This notebook demonstrates basic text preprocessing steps used in Natural Language Processing (NLP).


In [9]:
import nltk
import string
from nltk.tokenize import word_tokenize
from nltk.corpus import stopwords
from nltk.stem import PorterStemmer
from nltk.stem import WordNetLemmatizer


nltk.download('punkt')
nltk.download('stopwords')
nltk.download('punkt_tab')
nltk.download('wordnet')
nltk.download('omw-1.4')


[nltk_data] Downloading package punkt to /root/nltk_data...
[nltk_data]   Package punkt is already up-to-date!
[nltk_data] Downloading package stopwords to /root/nltk_data...
[nltk_data]   Package stopwords is already up-to-date!
[nltk_data] Downloading package punkt_tab to /root/nltk_data...
[nltk_data]   Package punkt_tab is already up-to-date!
[nltk_data] Downloading package wordnet to /root/nltk_data...
[nltk_data] Downloading package omw-1.4 to /root/nltk_data...


True

In [7]:
with open("sample_nlp_text.txt", "r") as file:
    text = file.read()

print("Original Text:")
print(text)


Original Text:
Artificial Intelligence is transforming the way humans interact with machines.
Natural Language Processing allows computers to understand human language.
Text preprocessing is an important step in NLP because raw text contains noise.
Removing stopwords, punctuation, and converting text to lowercase improves model performance.



In [11]:

# Lowercase
text = text.lower()

# Remove punctuation
text = text.translate(str.maketrans('', '', string.punctuation))

# Tokenization
tokens = word_tokenize(text)

# Remove stopwords
stop_words = set(stopwords.words('english'))
filtered_tokens = [word for word in tokens if word not in stop_words]

# Stemming
stemmer = PorterStemmer()
stemmed_words = [stemmer.stem(word) for word in filtered_tokens]

#Lemmatization
lemmatizer = WordNetLemmatizer()
lemmatized_words = [lemmatizer.lemmatize(word) for word in filtered_tokens]

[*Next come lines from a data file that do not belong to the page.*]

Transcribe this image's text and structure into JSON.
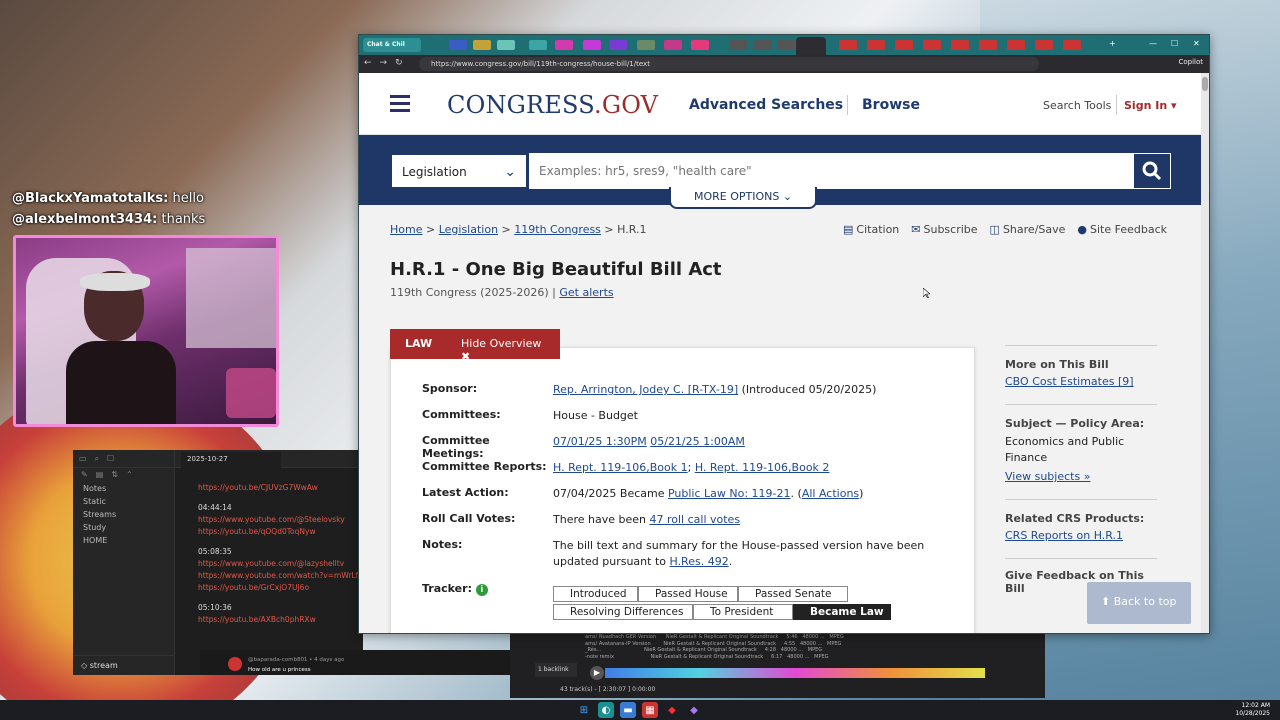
{
  "chat": {
    "line1_user": "@BlackxYamatotalks:",
    "line1_msg": " hello",
    "line2_user": "@alexbelmont3434:",
    "line2_msg": " thanks"
  },
  "notes": {
    "tab_title": "2025-10-27",
    "sidebar": [
      "Notes",
      "Static",
      "Streams",
      "Study",
      "HOME"
    ],
    "vault": "stream",
    "entries": [
      {
        "kind": "link",
        "text": "https://youtu.be/CJUVzG7WwAw"
      },
      {
        "kind": "ts",
        "text": "04:44:14"
      },
      {
        "kind": "link",
        "text": "https://www.youtube.com/@Steelovsky"
      },
      {
        "kind": "link",
        "text": "https://youtu.be/qOQd0ToqNyw"
      },
      {
        "kind": "ts",
        "text": "05:08:35"
      },
      {
        "kind": "link",
        "text": "https://www.youtube.com/@lazyshelltv"
      },
      {
        "kind": "link",
        "text": "https://www.youtube.com/watch?v=mWrLf8"
      },
      {
        "kind": "link",
        "text": "https://youtu.be/GrCxjO7UJ6o"
      },
      {
        "kind": "ts",
        "text": "05:10:36"
      },
      {
        "kind": "link",
        "text": "https://youtu.be/AXBch0phRXw"
      }
    ]
  },
  "comment": {
    "meta": "@baparada-comb801 • 4 days ago",
    "text": "How old are u princess"
  },
  "media": {
    "rows": [
      "ams/ Nuadhach GER Version      NieR Gestalt & Replicant Original Soundtrack     5:46   48000 ...   MPEG",
      "ams/ Avatanara-IP Version        NieR Gestalt & Replicant Original Soundtrack     4:55   48000 ...   MPEG",
      "_Rés...                           NieR Gestalt & Replicant Original Soundtrack     4:28   48000 ...   MPEG",
      "-note remix                       NieR Gestalt & Replicant Original Soundtrack     6:17   48000 ...   MPEG"
    ],
    "backlink": "1 backlink",
    "status": "43 track(s) - [ 2:30:07 ]   0:00:00"
  },
  "taskbar": {
    "time": "12:02 AM",
    "date": "10/28/2025"
  },
  "browser": {
    "chat_tab": "Chat & Chil",
    "url": "https://www.congress.gov/bill/119th-congress/house-bill/1/text",
    "copilot": "Copilot",
    "window_controls": [
      "—",
      "☐",
      "✕"
    ]
  },
  "site": {
    "logo_main": "CONGRESS",
    "logo_dot": ".GOV",
    "nav_advanced": "Advanced Searches",
    "nav_browse": "Browse",
    "search_tools": "Search Tools",
    "sign_in": "Sign In ▾",
    "search_scope": "Legislation",
    "search_placeholder": "Examples: hr5, sres9, \"health care\"",
    "more_options": "MORE OPTIONS ⌄",
    "breadcrumb": {
      "home": "Home",
      "legislation": "Legislation",
      "congress": "119th Congress",
      "current": "H.R.1"
    },
    "actions": {
      "citation": "Citation",
      "subscribe": "Subscribe",
      "share": "Share/Save",
      "feedback": "Site Feedback"
    },
    "bill_title": "H.R.1 - One Big Beautiful Bill Act",
    "bill_subtitle": "119th Congress (2025-2026) | ",
    "get_alerts": "Get alerts",
    "law_label": "LAW",
    "hide_overview": "Hide Overview ✖",
    "overview": {
      "sponsor_label": "Sponsor:",
      "sponsor_link": "Rep. Arrington, Jodey C. [R-TX-19]",
      "sponsor_rest": " (Introduced 05/20/2025)",
      "committees_label": "Committees:",
      "committees_value": "House - Budget",
      "meetings_label": "Committee Meetings:",
      "meeting1": "07/01/25 1:30PM",
      "meeting2": "05/21/25 1:00AM",
      "reports_label": "Committee Reports:",
      "report1": "H. Rept. 119-106,Book 1",
      "report_sep": "; ",
      "report2": "H. Rept. 119-106,Book 2",
      "latest_label": "Latest Action:",
      "latest_pre": "07/04/2025 Became ",
      "latest_link": "Public Law No: 119-21",
      "latest_mid": ".  (",
      "latest_all": "All Actions",
      "latest_post": ")",
      "rollcall_label": "Roll Call Votes:",
      "rollcall_pre": "There have been ",
      "rollcall_link": "47 roll call votes",
      "notes_label": "Notes:",
      "notes_pre": "The bill text and summary for the House-passed version have been updated pursuant to ",
      "notes_link": "H.Res. 492",
      "notes_post": ".",
      "tracker_label": "Tracker:"
    },
    "tracker_steps": [
      "Introduced",
      "Passed House",
      "Passed Senate",
      "Resolving Differences",
      "To President",
      "Became Law"
    ],
    "right": {
      "more_head": "More on This Bill",
      "cbo_link": "CBO Cost Estimates [9]",
      "subject_head": "Subject — Policy Area:",
      "subject_value": "Economics and Public Finance",
      "view_subjects": "View subjects »",
      "crs_head": "Related CRS Products:",
      "crs_link": "CRS Reports on H.R.1",
      "feedback_head": "Give Feedback on This Bill"
    },
    "back_to_top": "⬆ Back to top"
  }
}
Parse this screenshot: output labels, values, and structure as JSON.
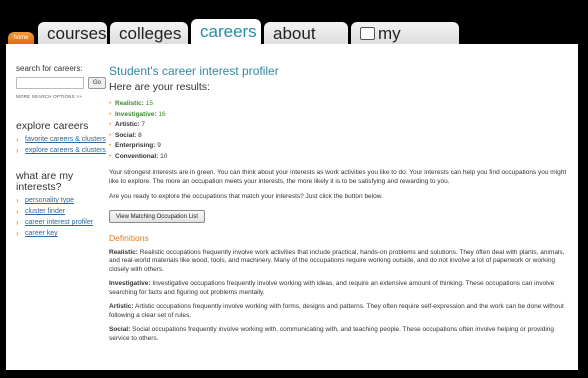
{
  "nav": {
    "home": "home",
    "tabs": [
      {
        "label": "courses"
      },
      {
        "label": "colleges"
      },
      {
        "label": "careers"
      },
      {
        "label": "about me"
      },
      {
        "label": "my planner"
      }
    ]
  },
  "sidebar": {
    "search_label": "search for careers:",
    "search_placeholder": "",
    "go_label": "Go",
    "more_search": "MORE SEARCH OPTIONS >>",
    "explore_heading": "explore careers",
    "explore_items": [
      "favorite careers & clusters",
      "explore careers & clusters"
    ],
    "interests_heading": "what are my interests?",
    "interest_items": [
      "personality type",
      "cluster finder",
      "career interest profiler",
      "career key"
    ]
  },
  "main": {
    "title": "Student's career interest profiler",
    "subtitle": "Here are your results:",
    "results": [
      {
        "label": "Realistic:",
        "value": "15",
        "green": true
      },
      {
        "label": "Investigative:",
        "value": "16",
        "green": true
      },
      {
        "label": "Artistic:",
        "value": "7",
        "green": false
      },
      {
        "label": "Social:",
        "value": "8",
        "green": false
      },
      {
        "label": "Enterprising:",
        "value": "9",
        "green": false
      },
      {
        "label": "Conventional:",
        "value": "10",
        "green": false
      }
    ],
    "para1": "Your strongest interests are in green. You can think about your interests as work activities you like to do. Your interests can help you find occupations you might like to explore. The more an occupation meets your interests, the more likely it is to be satisfying and rewarding to you.",
    "para2": "Are you ready to explore the occupations that match your interests? Just click the button below.",
    "view_button": "View Matching Occupation List",
    "definitions_heading": "Definitions",
    "definitions": [
      {
        "term": "Realistic:",
        "text": " Realistic occupations frequently involve work activities that include practical, hands-on problems and solutions. They often deal with plants, animals, and real-world materials like wood, tools, and machinery. Many of the occupations require working outside, and do not involve a lot of paperwork or working closely with others."
      },
      {
        "term": "Investigative:",
        "text": " Investigative occupations frequently involve working with ideas, and require an extensive amount of thinking. These occupations can involve searching for facts and figuring out problems mentally."
      },
      {
        "term": "Artistic:",
        "text": " Artistic occupations frequently involve working with forms, designs and patterns. They often require self-expression and the work can be done without following a clear set of rules."
      },
      {
        "term": "Social:",
        "text": " Social occupations frequently involve working with, communicating with, and teaching people. These occupations often involve helping or providing service to others."
      }
    ]
  }
}
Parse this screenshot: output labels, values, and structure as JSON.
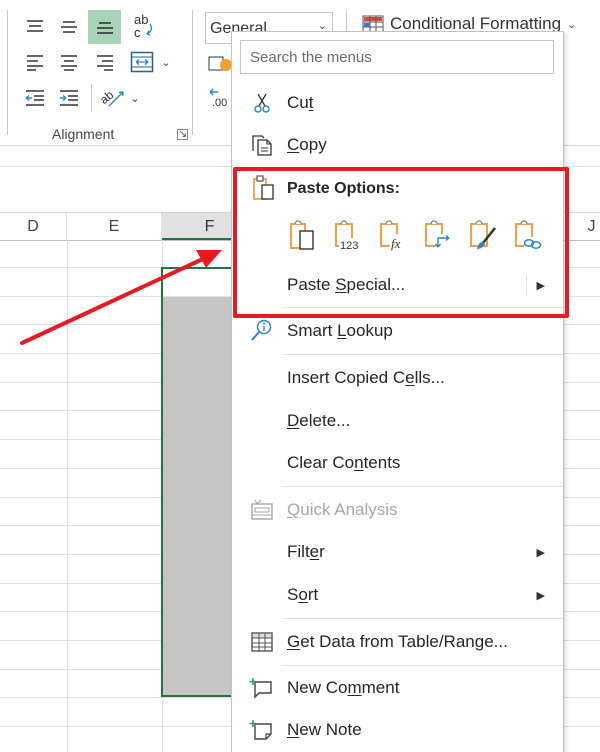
{
  "ribbon": {
    "alignment_group_label": "Alignment",
    "number_format_value": "General",
    "conditional_formatting_label": "Conditional Formatting",
    "alignment_buttons": [
      {
        "icon": "align-top-icon",
        "active": false
      },
      {
        "icon": "align-middle-icon",
        "active": false
      },
      {
        "icon": "align-bottom-icon",
        "active": true
      },
      {
        "icon": "wrap-text-icon",
        "active": false
      },
      {
        "icon": "align-left-icon",
        "active": false
      },
      {
        "icon": "align-center-icon",
        "active": false
      },
      {
        "icon": "align-right-icon",
        "active": false
      },
      {
        "icon": "merge-center-icon",
        "active": false
      },
      {
        "icon": "decrease-indent-icon",
        "active": false
      },
      {
        "icon": "increase-indent-icon",
        "active": false
      },
      {
        "icon": "orientation-icon",
        "active": false
      }
    ]
  },
  "grid": {
    "columns": [
      {
        "label": "D",
        "selected": false
      },
      {
        "label": "E",
        "selected": false
      },
      {
        "label": "F",
        "selected": true
      },
      {
        "label": "J",
        "selected": false
      }
    ],
    "selection_fill_color": "#c6c6c6",
    "selection_border_color": "#217346"
  },
  "context_menu": {
    "search_placeholder": "Search the menus",
    "cut": {
      "pre": "Cu",
      "key": "t",
      "post": ""
    },
    "copy": {
      "pre": "",
      "key": "C",
      "post": "opy"
    },
    "paste_options_label": "Paste Options:",
    "paste_icons": [
      "paste-icon",
      "paste-values-icon",
      "paste-formulas-icon",
      "paste-transpose-icon",
      "paste-formatting-icon",
      "paste-link-icon"
    ],
    "paste_values_text": "123",
    "paste_formulas_text": "fx",
    "paste_special": {
      "pre": "Paste ",
      "key": "S",
      "post": "pecial..."
    },
    "smart_lookup": {
      "pre": "Smart ",
      "key": "L",
      "post": "ookup"
    },
    "insert_copied_cells": {
      "pre": "Insert Copied C",
      "key": "e",
      "post": "lls..."
    },
    "delete": {
      "pre": "",
      "key": "D",
      "post": "elete..."
    },
    "clear_contents": {
      "pre": "Clear Co",
      "key": "n",
      "post": "tents"
    },
    "quick_analysis": {
      "pre": "",
      "key": "Q",
      "post": "uick Analysis",
      "disabled": true
    },
    "filter": {
      "pre": "Filt",
      "key": "e",
      "post": "r"
    },
    "sort": {
      "pre": "S",
      "key": "o",
      "post": "rt"
    },
    "get_data": {
      "pre": "",
      "key": "G",
      "post": "et Data from Table/Range..."
    },
    "new_comment": {
      "pre": "New Co",
      "key": "m",
      "post": "ment"
    },
    "new_note": {
      "pre": "",
      "key": "N",
      "post": "ew Note"
    }
  },
  "annotation": {
    "highlight_color": "#e31b23",
    "arrow_color": "#e31b23"
  }
}
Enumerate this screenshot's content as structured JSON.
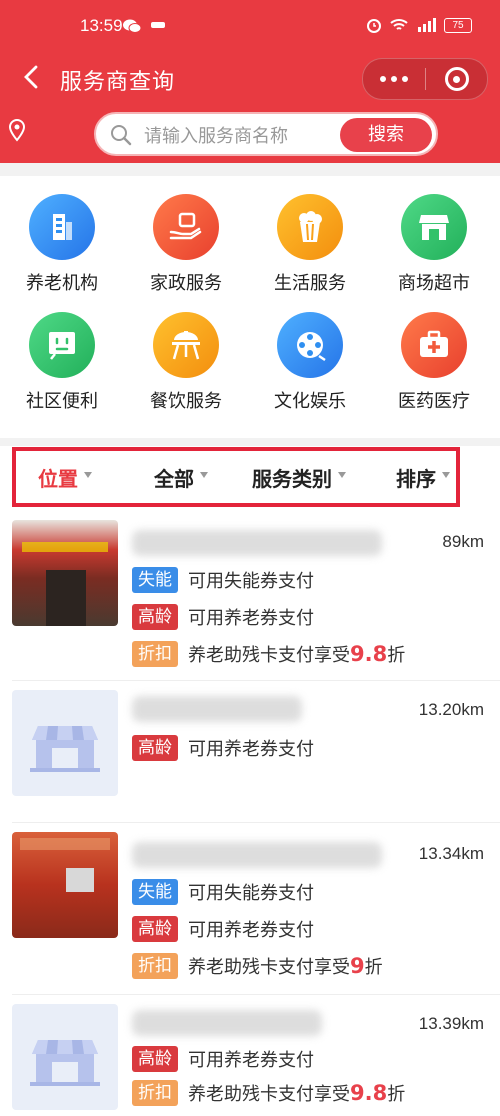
{
  "status_bar": {
    "time": "13:59",
    "battery": "75"
  },
  "nav": {
    "title": "服务商查询"
  },
  "search": {
    "placeholder": "请输入服务商名称",
    "button": "搜索"
  },
  "categories": [
    {
      "label": "养老机构",
      "color": "#2f8ff0"
    },
    {
      "label": "家政服务",
      "color": "#f25a3c"
    },
    {
      "label": "生活服务",
      "color": "#f9a21b"
    },
    {
      "label": "商场超市",
      "color": "#32c26a"
    },
    {
      "label": "社区便利",
      "color": "#32c26a"
    },
    {
      "label": "餐饮服务",
      "color": "#f9a21b"
    },
    {
      "label": "文化娱乐",
      "color": "#2f8ff0"
    },
    {
      "label": "医药医疗",
      "color": "#f25a3c"
    }
  ],
  "filters": {
    "location": "位置",
    "all": "全部",
    "type": "服务类别",
    "sort": "排序"
  },
  "items": [
    {
      "distance": "89km",
      "tags": [
        {
          "label": "失能",
          "text": "可用失能券支付",
          "color": "blue"
        },
        {
          "label": "高龄",
          "text": "可用养老券支付",
          "color": "red"
        },
        {
          "label": "折扣",
          "text": "养老助残卡支付享受",
          "discount": "9.8",
          "suffix": "折",
          "color": "orange"
        }
      ]
    },
    {
      "distance": "13.20km",
      "tags": [
        {
          "label": "高龄",
          "text": "可用养老券支付",
          "color": "red"
        }
      ]
    },
    {
      "distance": "13.34km",
      "tags": [
        {
          "label": "失能",
          "text": "可用失能券支付",
          "color": "blue"
        },
        {
          "label": "高龄",
          "text": "可用养老券支付",
          "color": "red"
        },
        {
          "label": "折扣",
          "text": "养老助残卡支付享受",
          "discount": "9",
          "suffix": "折",
          "color": "orange"
        }
      ]
    },
    {
      "distance": "13.39km",
      "tags": [
        {
          "label": "高龄",
          "text": "可用养老券支付",
          "color": "red"
        },
        {
          "label": "折扣",
          "text": "养老助残卡支付享受",
          "discount": "9.8",
          "suffix": "折",
          "color": "orange"
        }
      ]
    }
  ]
}
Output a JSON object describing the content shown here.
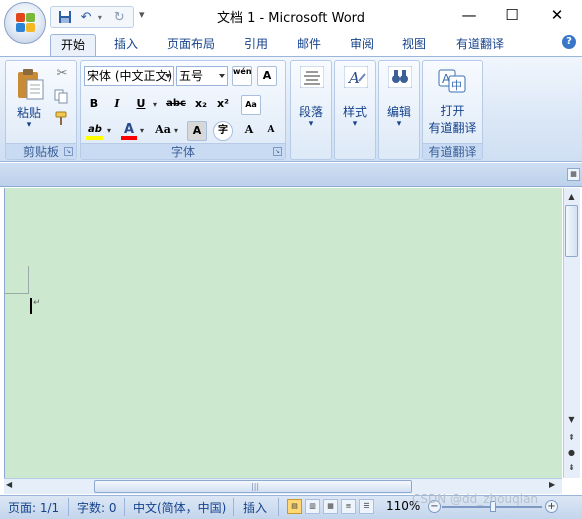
{
  "window": {
    "title": "文档 1 - Microsoft Word",
    "controls": [
      "minimize",
      "maximize",
      "close"
    ]
  },
  "quick_access": {
    "items": [
      "save-icon",
      "undo-icon",
      "redo-icon"
    ],
    "more_label": "▾"
  },
  "tabs": [
    {
      "label": "开始",
      "active": true
    },
    {
      "label": "插入"
    },
    {
      "label": "页面布局"
    },
    {
      "label": "引用"
    },
    {
      "label": "邮件"
    },
    {
      "label": "审阅"
    },
    {
      "label": "视图"
    },
    {
      "label": "有道翻译"
    }
  ],
  "help_label": "?",
  "ribbon": {
    "clipboard": {
      "group_label": "剪贴板",
      "paste_label": "粘贴",
      "paste_arrow": "▾"
    },
    "font": {
      "group_label": "字体",
      "font_name": "宋体 (中文正文)",
      "font_size": "五号",
      "buttons_row1": [
        "wén",
        "A"
      ],
      "buttons_row2": [
        "B",
        "I",
        "U",
        "abc",
        "x₂",
        "x²",
        "Aa"
      ],
      "buttons_row3": [
        "ab",
        "A",
        "Aa",
        "A",
        "字",
        "A",
        "A"
      ],
      "highlight_color": "#ffff00",
      "font_color": "#ff0000"
    },
    "paragraph": {
      "label": "段落",
      "arrow": "▾"
    },
    "styles": {
      "label": "样式",
      "arrow": "▾"
    },
    "editing": {
      "label": "编辑",
      "arrow": "▾"
    },
    "youdao": {
      "label_line1": "打开",
      "label_line2": "有道翻译",
      "group_label": "有道翻译"
    }
  },
  "statusbar": {
    "page": "页面: 1/1",
    "words": "字数: 0",
    "language": "中文(简体，中国)",
    "mode": "插入",
    "zoom": "110%"
  },
  "watermark": "CSDN @dd_zhouqian",
  "colors": {
    "document_background": "#cce8cf",
    "ribbon_accent": "#15428b"
  }
}
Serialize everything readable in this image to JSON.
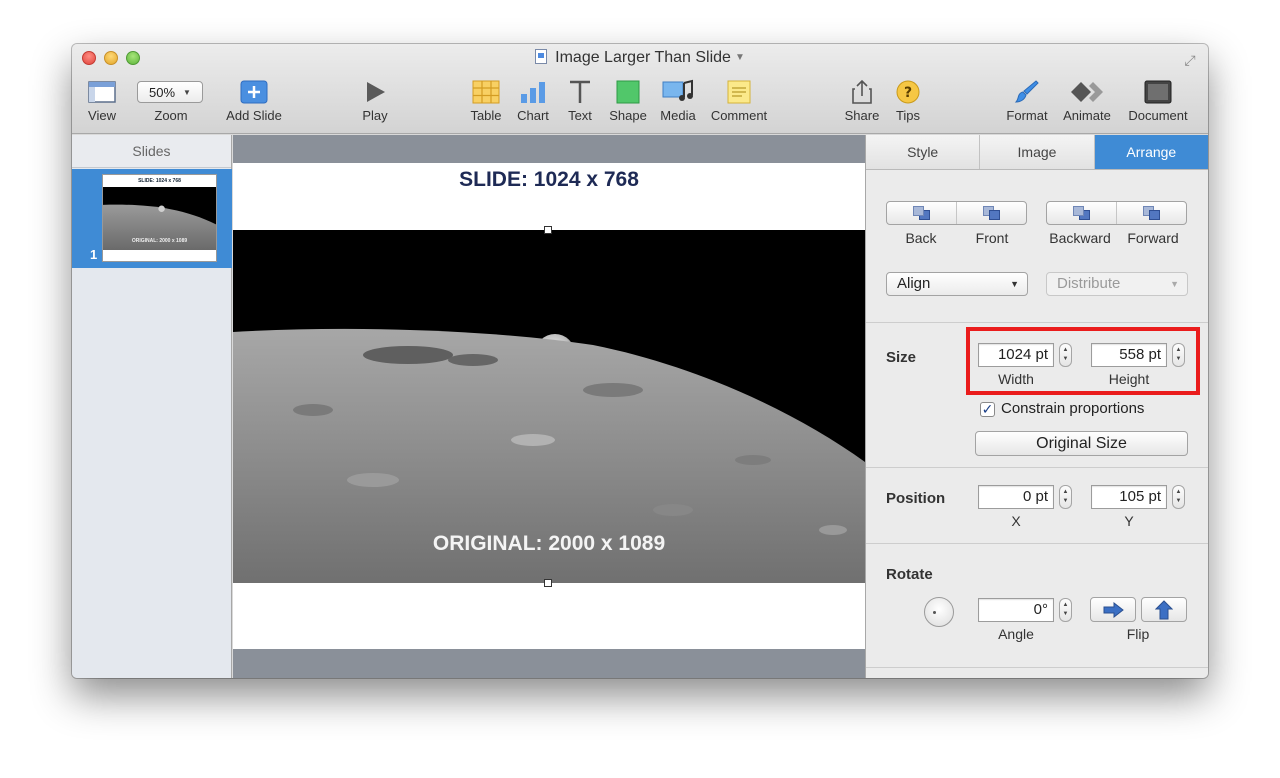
{
  "window": {
    "title": "Image Larger Than Slide"
  },
  "toolbar": {
    "view": "View",
    "zoom": "Zoom",
    "zoom_value": "50%",
    "add_slide": "Add Slide",
    "play": "Play",
    "table": "Table",
    "chart": "Chart",
    "text": "Text",
    "shape": "Shape",
    "media": "Media",
    "comment": "Comment",
    "share": "Share",
    "tips": "Tips",
    "format": "Format",
    "animate": "Animate",
    "document": "Document"
  },
  "slides": {
    "header": "Slides",
    "items": [
      {
        "number": "1"
      }
    ]
  },
  "slide": {
    "title": "SLIDE: 1024 x 768",
    "caption": "ORIGINAL: 2000 x 1089"
  },
  "inspector": {
    "tabs": [
      "Style",
      "Image",
      "Arrange"
    ],
    "active_tab": "Arrange",
    "arrange": {
      "back": "Back",
      "front": "Front",
      "backward": "Backward",
      "forward": "Forward",
      "align": "Align",
      "distribute": "Distribute",
      "size_label": "Size",
      "width_value": "1024 pt",
      "width_label": "Width",
      "height_value": "558 pt",
      "height_label": "Height",
      "constrain": "Constrain proportions",
      "constrain_checked": true,
      "original_size": "Original Size",
      "position_label": "Position",
      "x_value": "0 pt",
      "x_label": "X",
      "y_value": "105 pt",
      "y_label": "Y",
      "rotate_label": "Rotate",
      "angle_value": "0°",
      "angle_label": "Angle",
      "flip_label": "Flip"
    }
  },
  "colors": {
    "accent": "#3f8bd5",
    "highlight": "#ea1c1c",
    "canvas_bg": "#8a9099"
  }
}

print("\nOriginal Tokens:")
print(filtered_tokens[:10])

print("Lemmatized Tokens:")
print(lemmatized_words)

print("Processed Tokens:")
print(stemmed_words)



Original Tokens:
['artificial', 'intelligence', 'transforming', 'way', 'humans', 'interact', 'machines', 'natural', 'language', 'processing']
Lemmatized Tokens:
['artificial', 'intelligence', 'transforming', 'way', 'human', 'interact', 'machine', 'natural', 'language', 'processing', 'allows', 'computer', 'understand', 'human', 'language', 'text', 'preprocessing', 'important', 'step', 'nlp', 'raw', 'text', 'contains', 'noise', 'removing', 'stopwords', 'punctuation', 'converting', 'text', 'lowercase', 'improves', 'model', 'performance']
Processed Tokens:
['artifici', 'intellig', 'transform', 'way', 'human', 'interact', 'machin', 'natur', 'languag', 'process', 'allow', 'comput', 'understand', 'human', 'languag', 'text', 'preprocess', 'import', 'step', 'nlp', 'raw', 'text', 'contain', 'nois', 'remov', 'stopword', 'punctuat', 'convert', 'text', 'lowercas', 'improv', 'model', 'perform']